Fraction Cube

Image coming soon!

Have some fun with fractions! Create a cube to explore fractions with an option to develop an original game.

  • 1.

    Ask the students to draw a 2 by 2 inch square (5cm by 5cm square) on white paper, using a ruler.

  • 2.

    Instruct the students to connect five more 2 by 2 inch squares (or 5cm by 5cm square), creating a “T” of six squares. Provide a visual model for students to use as a reference.

  • 3.

    Ask the students to draw perpendicular lines diagonally from corner to corner in each square to create four equal triangles.

  • 4.

    Have students draw perpendicular lines horizontally and vertically, passing through the center of each square to create eight equal triangles within each square.

  • 5.

    Ask the students to color in triangles on each square with Crayola® Washable Markers. Each square should have a different number of colored triangles. Each square should be represented with a different color.

  • 6.

    Instruct the students to cut the “T” out with Crayola Scissors.

  • 7.

    Ask the students to fold the edge of each square and tape the “T” into the shape of a cube.

  • 8.

    Pose these questions: Can you see the sum of the parts in each square? Can you identify each colored triangle as the numerator of a fraction? Can you experiment with adding and subtracting the fractions?

  • 9.

    Instruct the students to follow steps 1-7 again to create a second cube, or pair up with a partner who has already created their own cube. Encourage the students to develop an original game, or use these simple directions: Each player rolls their cube. The player with the larger fraction wins a point. The first player to have 10 points wins the game!


  • Math: Develop an understanding of fractions as numbers.
  • Math: Understand a fraction 1/b as the quantity formed by 1 part when a whole is partitioned into b equal parts; understand a fraction a/b as the quantity formed by parts of size 1/b.
  • Math: Explain equivalence of fractions in special cases, and compare fractions by reasoning about their size.

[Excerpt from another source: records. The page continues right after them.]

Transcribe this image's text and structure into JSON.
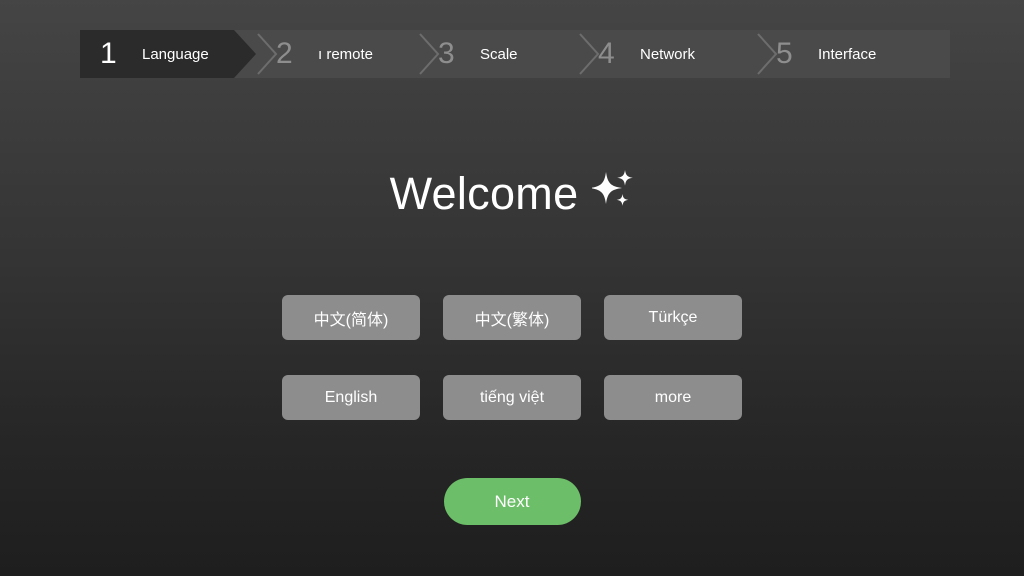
{
  "stepper": {
    "steps": [
      {
        "number": "1",
        "label": "Language",
        "active": true
      },
      {
        "number": "2",
        "label": "ı remote",
        "active": false
      },
      {
        "number": "3",
        "label": "Scale",
        "active": false
      },
      {
        "number": "4",
        "label": "Network",
        "active": false
      },
      {
        "number": "5",
        "label": "Interface",
        "active": false
      }
    ]
  },
  "headline": {
    "title": "Welcome",
    "icon": "sparkles-icon"
  },
  "languages": {
    "row1": [
      {
        "label": "中文(简体)"
      },
      {
        "label": "中文(繁体)"
      },
      {
        "label": "Türkçe"
      }
    ],
    "row2": [
      {
        "label": "English"
      },
      {
        "label": "tiếng việt"
      },
      {
        "label": "more"
      }
    ]
  },
  "actions": {
    "next_label": "Next"
  },
  "colors": {
    "accent_green": "#6cbe68",
    "bar_background": "#4a4a4a",
    "active_step": "#2b2b2b",
    "language_button": "#8d8d8d",
    "page_top": "#454545",
    "page_bottom": "#1e1e1e"
  }
}
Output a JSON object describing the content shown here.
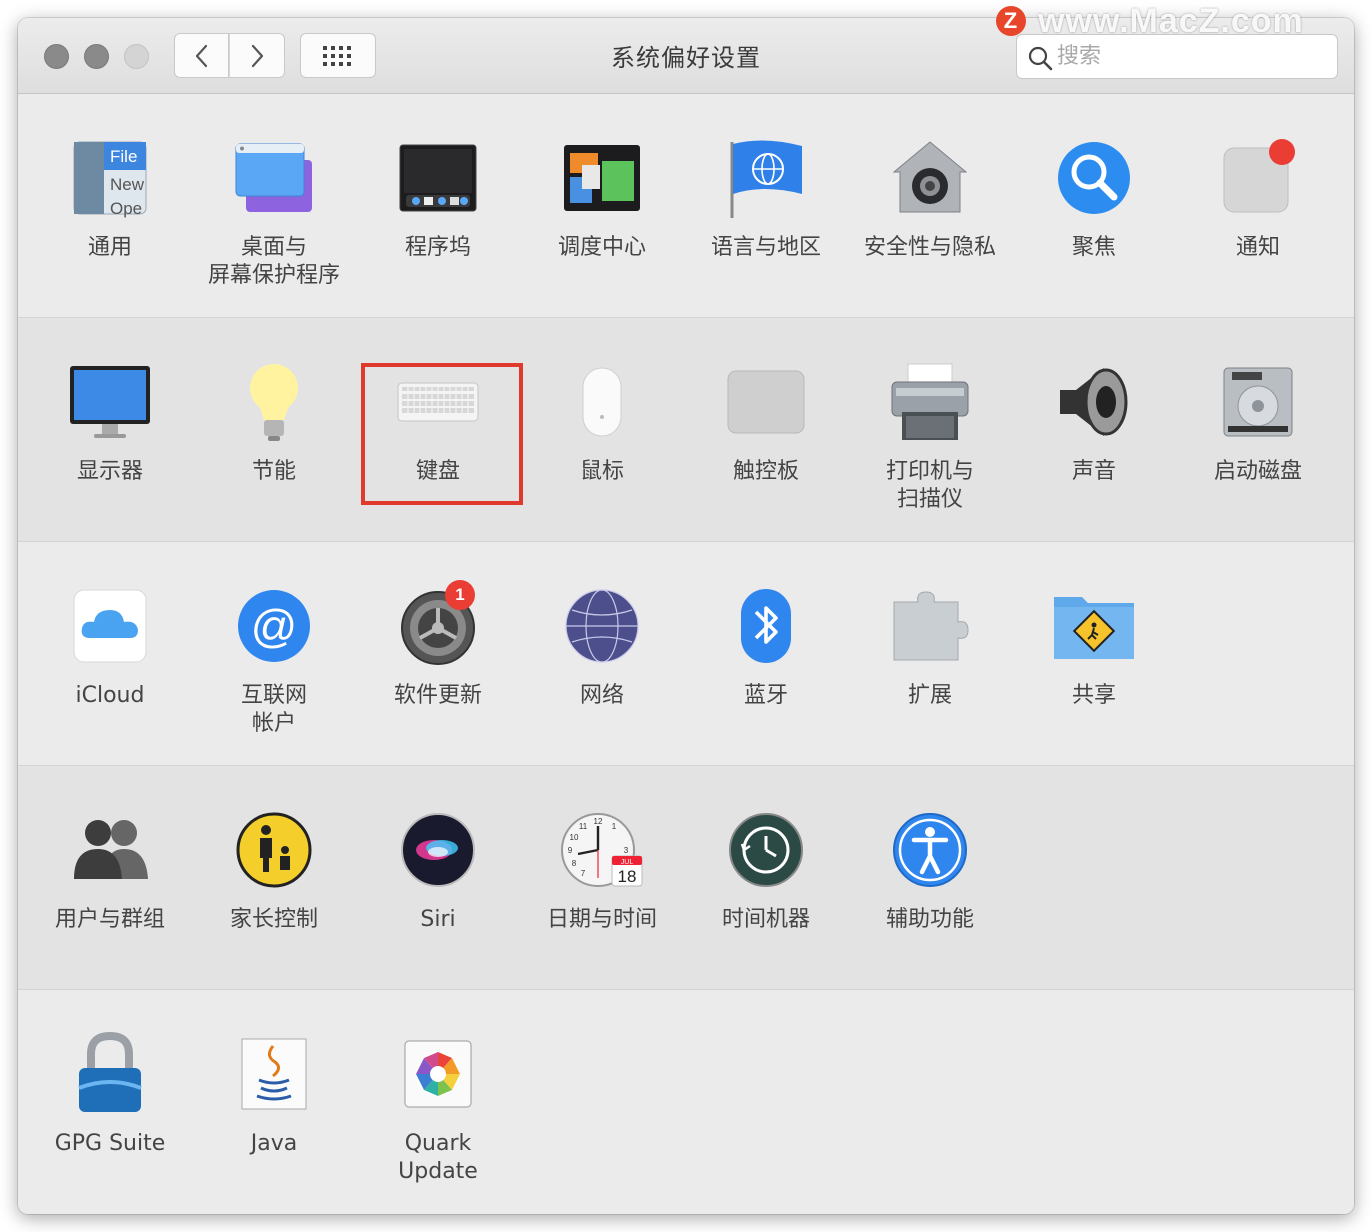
{
  "window": {
    "title": "系统偏好设置",
    "search": {
      "placeholder": "搜索",
      "value": ""
    }
  },
  "watermark": {
    "text": "www.MacZ.com",
    "logo": "Z"
  },
  "sections": [
    {
      "items": [
        {
          "label": "通用",
          "icon": "general-icon"
        },
        {
          "label": "桌面与\n屏幕保护程序",
          "icon": "desktop-screensaver-icon"
        },
        {
          "label": "程序坞",
          "icon": "dock-icon"
        },
        {
          "label": "调度中心",
          "icon": "mission-control-icon"
        },
        {
          "label": "语言与地区",
          "icon": "language-region-icon"
        },
        {
          "label": "安全性与隐私",
          "icon": "security-privacy-icon"
        },
        {
          "label": "聚焦",
          "icon": "spotlight-icon"
        },
        {
          "label": "通知",
          "icon": "notifications-icon"
        }
      ]
    },
    {
      "items": [
        {
          "label": "显示器",
          "icon": "displays-icon"
        },
        {
          "label": "节能",
          "icon": "energy-saver-icon"
        },
        {
          "label": "键盘",
          "icon": "keyboard-icon"
        },
        {
          "label": "鼠标",
          "icon": "mouse-icon"
        },
        {
          "label": "触控板",
          "icon": "trackpad-icon"
        },
        {
          "label": "打印机与\n扫描仪",
          "icon": "printers-scanners-icon"
        },
        {
          "label": "声音",
          "icon": "sound-icon"
        },
        {
          "label": "启动磁盘",
          "icon": "startup-disk-icon"
        }
      ]
    },
    {
      "items": [
        {
          "label": "iCloud",
          "icon": "icloud-icon"
        },
        {
          "label": "互联网\n帐户",
          "icon": "internet-accounts-icon"
        },
        {
          "label": "软件更新",
          "icon": "software-update-icon",
          "badge": "1"
        },
        {
          "label": "网络",
          "icon": "network-icon"
        },
        {
          "label": "蓝牙",
          "icon": "bluetooth-icon"
        },
        {
          "label": "扩展",
          "icon": "extensions-icon"
        },
        {
          "label": "共享",
          "icon": "sharing-icon"
        }
      ]
    },
    {
      "items": [
        {
          "label": "用户与群组",
          "icon": "users-groups-icon"
        },
        {
          "label": "家长控制",
          "icon": "parental-controls-icon"
        },
        {
          "label": "Siri",
          "icon": "siri-icon"
        },
        {
          "label": "日期与时间",
          "icon": "date-time-icon"
        },
        {
          "label": "时间机器",
          "icon": "time-machine-icon"
        },
        {
          "label": "辅助功能",
          "icon": "accessibility-icon"
        }
      ]
    },
    {
      "items": [
        {
          "label": "GPG Suite",
          "icon": "gpg-suite-icon"
        },
        {
          "label": "Java",
          "icon": "java-icon"
        },
        {
          "label": "Quark\nUpdate",
          "icon": "quark-update-icon"
        }
      ]
    }
  ],
  "icon_text": {
    "general": {
      "file": "File",
      "new": "New",
      "open": "Ope"
    },
    "clock_numbers": [
      "12",
      "1",
      "3",
      "8",
      "9",
      "10",
      "11",
      "7"
    ],
    "calendar": {
      "month": "JUL",
      "day": "18"
    }
  },
  "highlight": {
    "target": "键盘",
    "color": "#e03a2e"
  },
  "colors": {
    "accent_blue": "#2f7ef5",
    "badge_red": "#ea3d34"
  }
}
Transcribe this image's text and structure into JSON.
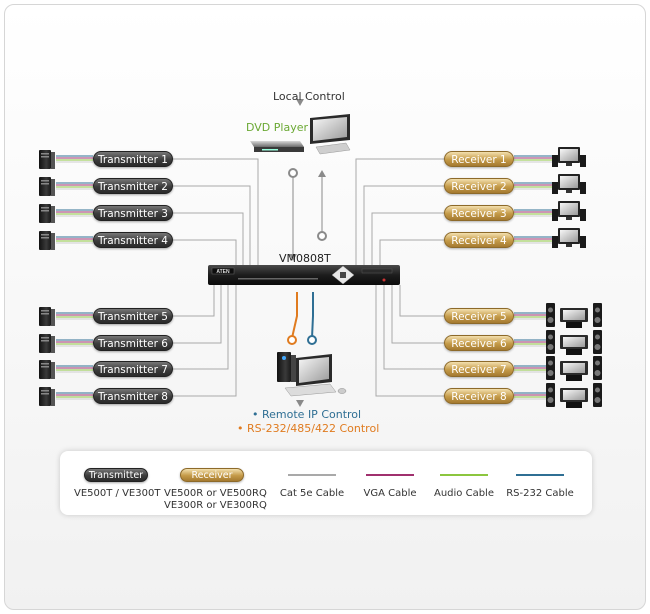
{
  "local_control": "Local Control",
  "dvd_player": "DVD Player",
  "switch_model": "VM0808T",
  "remote_ip_control": "Remote IP Control",
  "rs232_control": "RS-232/485/422 Control",
  "transmitters": [
    "Transmitter 1",
    "Transmitter 2",
    "Transmitter 3",
    "Transmitter 4",
    "Transmitter 5",
    "Transmitter 6",
    "Transmitter 7",
    "Transmitter 8"
  ],
  "receivers": [
    "Receiver 1",
    "Receiver 2",
    "Receiver 3",
    "Receiver 4",
    "Receiver 5",
    "Receiver 6",
    "Receiver 7",
    "Receiver 8"
  ],
  "legend": {
    "transmitter_pill": "Transmitter",
    "transmitter_caption": "VE500T / VE300T",
    "receiver_pill": "Receiver",
    "receiver_caption_1": "VE500R or VE500RQ",
    "receiver_caption_2": "VE300R or VE300RQ",
    "cat5e": "Cat 5e Cable",
    "vga": "VGA Cable",
    "audio": "Audio Cable",
    "rs232": "RS-232 Cable"
  },
  "colors": {
    "cat5e": "#a9a9a9",
    "vga": "#a0306e",
    "audio": "#8cc63f",
    "rs232": "#2f6f94",
    "remote_ip": "#2f6f94",
    "rs232_control": "#e07b1f",
    "transmitter": "#3a3a3a",
    "receiver": "#c49a48"
  },
  "switch_brand": "ATEN"
}
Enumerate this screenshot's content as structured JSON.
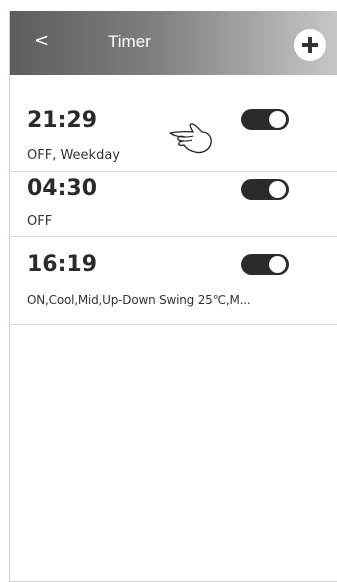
{
  "header": {
    "back_label": "<",
    "title": "Timer",
    "add_label": "+"
  },
  "timers": [
    {
      "time": "21:29",
      "description": "OFF, Weekday",
      "enabled": true
    },
    {
      "time": "04:30",
      "description": "OFF",
      "enabled": true
    },
    {
      "time": "16:19",
      "description": "ON,Cool,Mid,Up-Down Swing 25℃,M...",
      "enabled": true
    }
  ],
  "overlay": {
    "icon": "hand-pointer-icon"
  },
  "colors": {
    "header_dark": "#5a5e5c",
    "header_light": "#c6c8c6",
    "toggle_on": "#2b2b2b",
    "divider": "#cfdbd9"
  }
}
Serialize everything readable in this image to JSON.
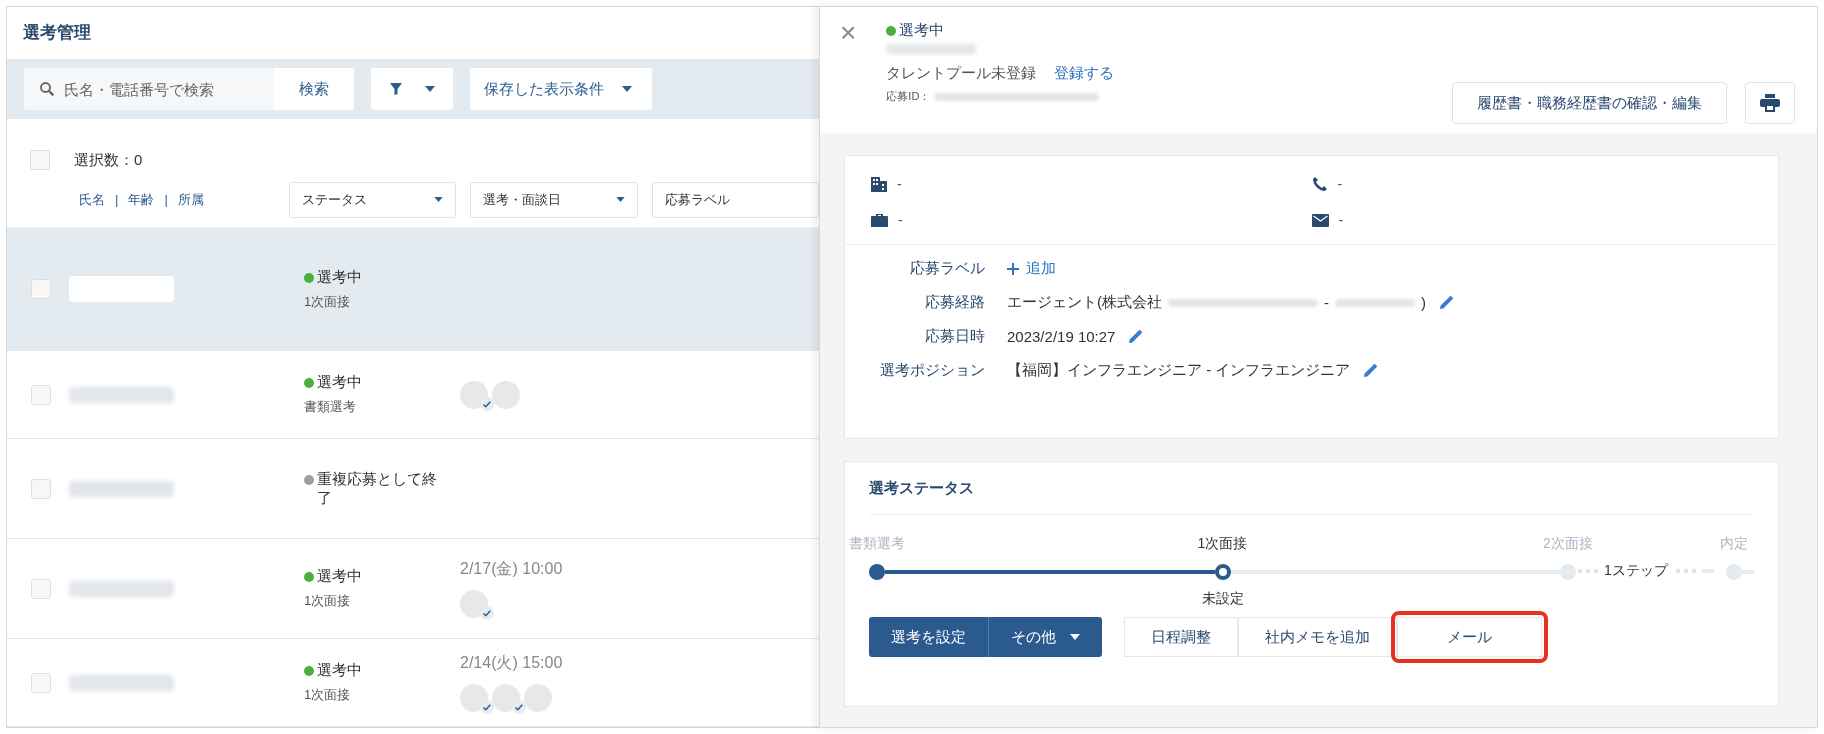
{
  "list": {
    "title": "選考管理",
    "search": {
      "placeholder": "氏名・電話番号で検索",
      "button": "検索"
    },
    "saved_views": "保存した表示条件",
    "select_all": {
      "checked": false
    },
    "selection_count": "選択数：0",
    "sort_links": [
      "氏名",
      "年齢",
      "所属"
    ],
    "sort_separator": "|",
    "column_filters": [
      "ステータス",
      "選考・面談日",
      "応募ラベル"
    ],
    "rows": [
      {
        "selected": true,
        "status": "選考中",
        "color": "#4caf3a",
        "stage": "1次面接",
        "avatars": []
      },
      {
        "selected": false,
        "status": "選考中",
        "color": "#4caf3a",
        "stage": "書類選考",
        "avatars": [
          {
            "checked": true
          },
          {
            "checked": false
          }
        ]
      },
      {
        "selected": false,
        "status": "重複応募として終了",
        "color": "#9e9e9e",
        "avatars": []
      },
      {
        "selected": false,
        "status": "選考中",
        "color": "#4caf3a",
        "stage": "1次面接",
        "date": "2/17(金) 10:00",
        "avatars": [
          {
            "checked": true
          }
        ]
      },
      {
        "selected": false,
        "status": "選考中",
        "color": "#4caf3a",
        "stage": "1次面接",
        "date": "2/14(火) 15:00",
        "avatars": [
          {
            "checked": true
          },
          {
            "checked": true
          },
          {
            "checked": false
          }
        ]
      }
    ]
  },
  "detail": {
    "close": "×",
    "status": "選考中",
    "color": "#4caf3a",
    "talent_pool": "タレントプール未登録",
    "register_link": "登録する",
    "application_id_label": "応募ID：",
    "resume_button": "履歴書・職務経歴書の確認・編集",
    "contacts": [
      {
        "kind": "company",
        "value": "-"
      },
      {
        "kind": "phone",
        "value": "-"
      },
      {
        "kind": "job",
        "value": "-"
      },
      {
        "kind": "mail",
        "value": "-"
      }
    ],
    "fields": [
      {
        "label": "応募ラベル",
        "kind": "add",
        "value": "追加",
        "editable": false
      },
      {
        "label": "応募経路",
        "kind": "route",
        "parts": [
          "エージェント(株式会社",
          "-",
          ")"
        ],
        "editable": true
      },
      {
        "label": "応募日時",
        "kind": "text",
        "value": "2023/2/19 10:27",
        "editable": true
      },
      {
        "label": "選考ポジション",
        "kind": "text",
        "value": "【福岡】インフラエンジニア - インフラエンジニア",
        "editable": true
      }
    ],
    "status_section": {
      "title": "選考ステータス",
      "steps": [
        {
          "label": "書類選考",
          "completed": true,
          "selected": false
        },
        {
          "label": "1次面接",
          "completed": false,
          "selected": true,
          "note": "未設定"
        },
        {
          "label": "2次面接",
          "completed": false,
          "selected": false
        },
        {
          "label": "内定",
          "completed": false,
          "selected": false,
          "skipped_before": "1ステップ"
        }
      ],
      "primary_buttons": [
        "選考を設定",
        "その他"
      ],
      "actions": [
        {
          "label": "日程調整",
          "highlighted": false
        },
        {
          "label": "社内メモを追加",
          "highlighted": false
        },
        {
          "label": "メール",
          "highlighted": true
        }
      ]
    }
  }
}
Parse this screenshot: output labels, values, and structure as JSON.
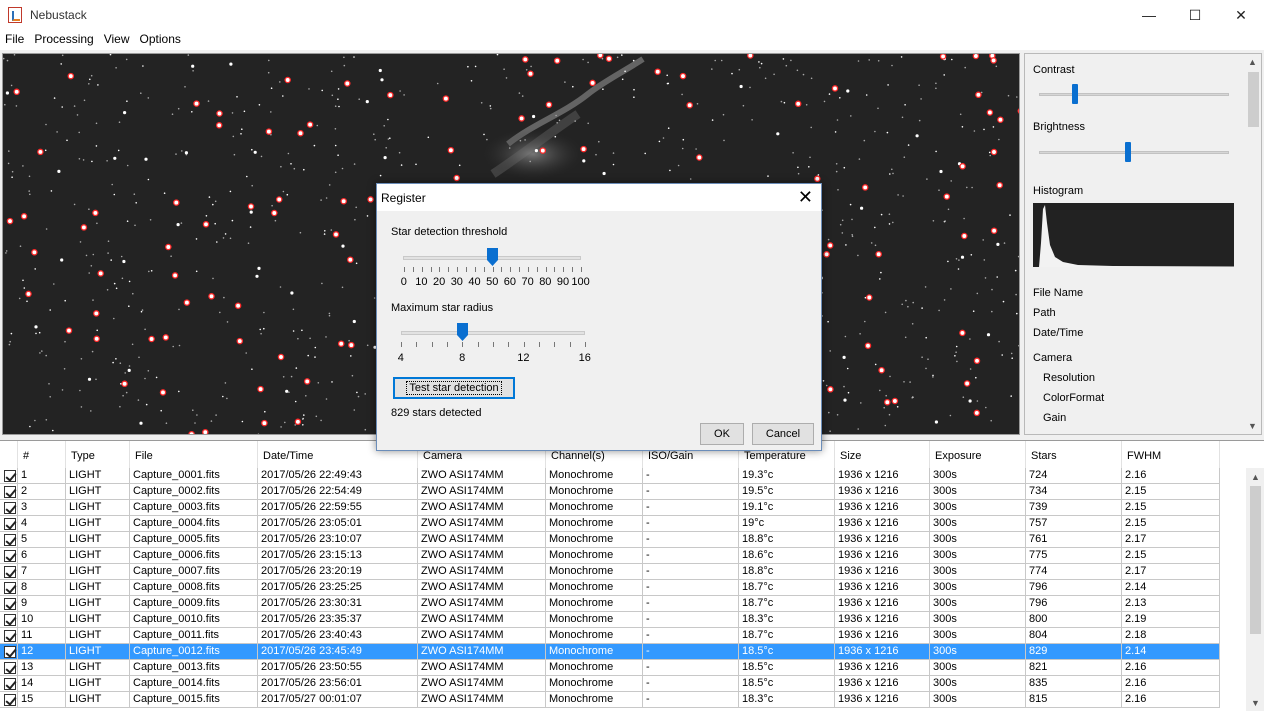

  • All the divisions could be horizontal and vertical to create square subdivisions rather than triangles.
  • Each square could be divided up to 16 times to create complex combinations of fractions.
  • The activity could be taken a step further to teach or review simplifying fractions.
  • The cubes could be used as a manipulative for children to visualize the numerator and easily count the denominator of a fraction.
  • The cubes could also be used for addition or subtraction of fractions as a level in the game. First player to add or subtract correctly gains a point!